Broker tips: LSE, Ferrexpo, RBS
Analysts at Credit Suisse hiked their target price on the LSE's shares, telling clients they now had greater confidence in the outlook for the firm's core index business, FTSE Russell.
Hence their decision to raise their earnings per share estimates for 2018 and 2019 by three to four per cent.
The target price went up from 3,600p to 4,150p as a result.
Both FTSE Russell and LCH Clearnet saw strong revenue growth in the first half of 2017, were well-positioned to benefit from further structural growth and enjoyed high barriers to entry, they said.
In parallel, underlying costs were well-controlled, rising by just 5% year-on-year, which helped boost the company's margins despite increased investment.
Credit Suisse estimated LSE was capable of growing its EBITDA margins to about 55% by 2019, with consensus already eyeing a 52% margin by 2019. That left scope for upgrades of roughly 7%.
HSBC downgraded Ferrexpo to 'hold' from 'buy' and trimmed the price target to 225p from 230p, saying the stock is now fully valued.
The bank pointed out that recent share price strength has pushed the stock's 12-month forward EV/EBITDA to 5.3x and a price-to-earnings of 8.0x, and that these multiples are trading at 15% and 20% premiums to their through-the-cycle averages and concur with its discounted cash flow-based valuation metric.

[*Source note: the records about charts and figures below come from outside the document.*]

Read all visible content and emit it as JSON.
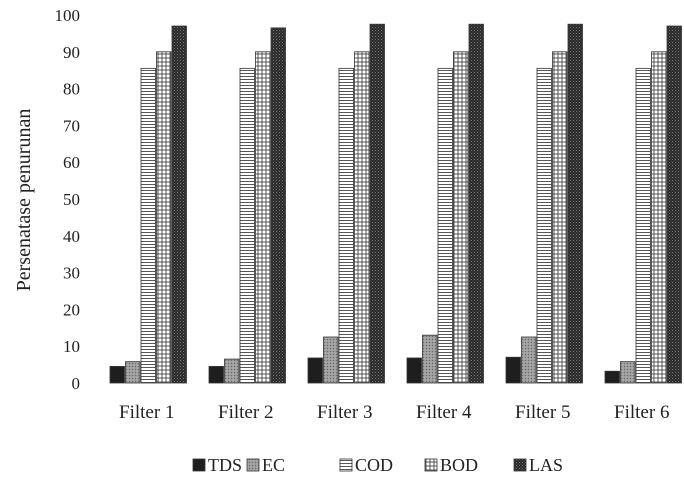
{
  "chart_data": {
    "type": "bar",
    "title": "",
    "xlabel": "",
    "ylabel": "Persenatase penurunan",
    "ylim": [
      0,
      100
    ],
    "yticks": [
      0,
      10,
      20,
      30,
      40,
      50,
      60,
      70,
      80,
      90,
      100
    ],
    "grid": false,
    "legend_position": "bottom",
    "categories": [
      "Filter 1",
      "Filter 2",
      "Filter 3",
      "Filter 4",
      "Filter 5",
      "Filter 6"
    ],
    "series": [
      {
        "name": "TDS",
        "pattern": "solid-dark",
        "values": [
          4.5,
          4.5,
          6.8,
          6.8,
          7.0,
          3.2
        ]
      },
      {
        "name": "EC",
        "pattern": "dotted-gray",
        "values": [
          5.8,
          6.5,
          12.5,
          13.0,
          12.5,
          5.8
        ]
      },
      {
        "name": "COD",
        "pattern": "horizontal-lines",
        "values": [
          85.5,
          85.5,
          85.5,
          85.5,
          85.5,
          85.5
        ]
      },
      {
        "name": "BOD",
        "pattern": "grid",
        "values": [
          90.0,
          90.0,
          90.0,
          90.0,
          90.0,
          90.0
        ]
      },
      {
        "name": "LAS",
        "pattern": "crosshatch-dark",
        "values": [
          97.0,
          96.5,
          97.5,
          97.5,
          97.5,
          97.0
        ]
      }
    ],
    "colors": {
      "bar_stroke": "#333333",
      "text": "#222222"
    }
  }
}
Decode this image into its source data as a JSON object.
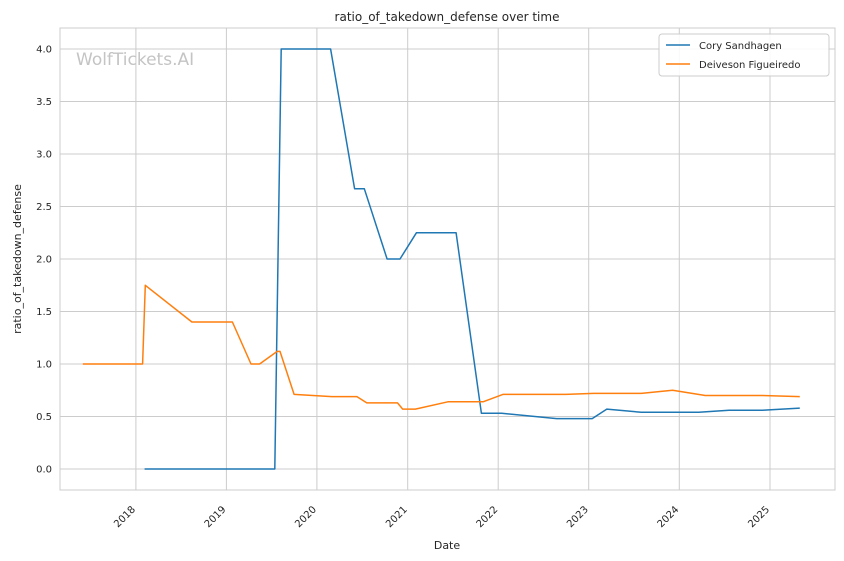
{
  "chart_data": {
    "type": "line",
    "title": "ratio_of_takedown_defense over time",
    "xlabel": "Date",
    "ylabel": "ratio_of_takedown_defense",
    "watermark": "WolfTickets.AI",
    "xlim": [
      "2017-03-01",
      "2025-09-20"
    ],
    "ylim": [
      -0.2,
      4.2
    ],
    "yticks": [
      0.0,
      0.5,
      1.0,
      1.5,
      2.0,
      2.5,
      3.0,
      3.5,
      4.0
    ],
    "ytick_labels": [
      "0.0",
      "0.5",
      "1.0",
      "1.5",
      "2.0",
      "2.5",
      "3.0",
      "3.5",
      "4.0"
    ],
    "xticks": [
      "2018-01-01",
      "2019-01-01",
      "2020-01-01",
      "2021-01-01",
      "2022-01-01",
      "2023-01-01",
      "2024-01-01",
      "2025-01-01"
    ],
    "xtick_labels": [
      "2018",
      "2019",
      "2020",
      "2021",
      "2022",
      "2023",
      "2024",
      "2025"
    ],
    "grid": true,
    "legend_position": "top-right",
    "series": [
      {
        "name": "Cory Sandhagen",
        "color": "#1f77b4",
        "points": [
          [
            "2018-02-05",
            0.0
          ],
          [
            "2019-07-15",
            0.0
          ],
          [
            "2019-08-10",
            4.0
          ],
          [
            "2020-02-25",
            4.0
          ],
          [
            "2020-06-01",
            2.67
          ],
          [
            "2020-07-10",
            2.67
          ],
          [
            "2020-10-10",
            2.0
          ],
          [
            "2020-12-01",
            2.0
          ],
          [
            "2021-02-05",
            2.25
          ],
          [
            "2021-07-15",
            2.25
          ],
          [
            "2021-10-25",
            0.53
          ],
          [
            "2022-01-15",
            0.53
          ],
          [
            "2022-08-25",
            0.48
          ],
          [
            "2023-01-15",
            0.48
          ],
          [
            "2023-03-15",
            0.57
          ],
          [
            "2023-08-01",
            0.54
          ],
          [
            "2024-03-20",
            0.54
          ],
          [
            "2024-07-20",
            0.56
          ],
          [
            "2024-12-01",
            0.56
          ],
          [
            "2025-05-01",
            0.58
          ]
        ]
      },
      {
        "name": "Deiveson Figueiredo",
        "color": "#ff7f0e",
        "points": [
          [
            "2017-06-01",
            1.0
          ],
          [
            "2018-01-28",
            1.0
          ],
          [
            "2018-02-08",
            1.75
          ],
          [
            "2018-08-15",
            1.4
          ],
          [
            "2019-01-25",
            1.4
          ],
          [
            "2019-04-10",
            1.0
          ],
          [
            "2019-05-15",
            1.0
          ],
          [
            "2019-07-25",
            1.12
          ],
          [
            "2019-08-05",
            1.12
          ],
          [
            "2019-10-01",
            0.71
          ],
          [
            "2020-03-01",
            0.69
          ],
          [
            "2020-06-10",
            0.69
          ],
          [
            "2020-07-20",
            0.63
          ],
          [
            "2020-11-21",
            0.63
          ],
          [
            "2020-12-12",
            0.57
          ],
          [
            "2021-02-01",
            0.57
          ],
          [
            "2021-06-12",
            0.64
          ],
          [
            "2021-11-01",
            0.64
          ],
          [
            "2022-01-20",
            0.71
          ],
          [
            "2022-10-01",
            0.71
          ],
          [
            "2023-01-21",
            0.72
          ],
          [
            "2023-08-01",
            0.72
          ],
          [
            "2023-12-05",
            0.75
          ],
          [
            "2024-04-15",
            0.7
          ],
          [
            "2024-12-01",
            0.7
          ],
          [
            "2025-05-01",
            0.69
          ]
        ]
      }
    ]
  }
}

It said the company's first-half results were good, with reported earnings before interest, tax, depreciation and amortisation of $287m, well ahead of company-collated consensus but lower than HSBC’s $311m forecast. In addition, EBITDA was substantially higher than the past two six-monthly periods as the impact of iron ore price and pellet premium strength offset higher C1 costs and lower volumes.
However, HSBC said Ferrexpo would be hard-pressed to replicate this result in the second half of this year and FY18.
Investec's Ian Gordon hailed Royal Bank of Scotland's latest set of quarterly results but reiterated his 'hold' stance on the shares.
The lender "very much" continued to be multi-year recovery story, Gordon explained in a research note sent to clients.
Nevertheless, he conceded that RBS had "travelled well" into the results, adding: "but this looks to be entirely justified and the shares should go better today."
As he pointed out, underlying profits of £1.69bn were 59% ahead of the company-compiled consensus, tangible net asset value was up 3p to 300p on the quarter, impairments were 56% better than consensus, negative revenues within Capital Resolution were £101m better than consensus and NatWest Markets continued to perform "extremey well".
On the flip side, on his estimates RBS's tNAV would decline in the backhalf of 2017, troughing at about 290p but improving after that point.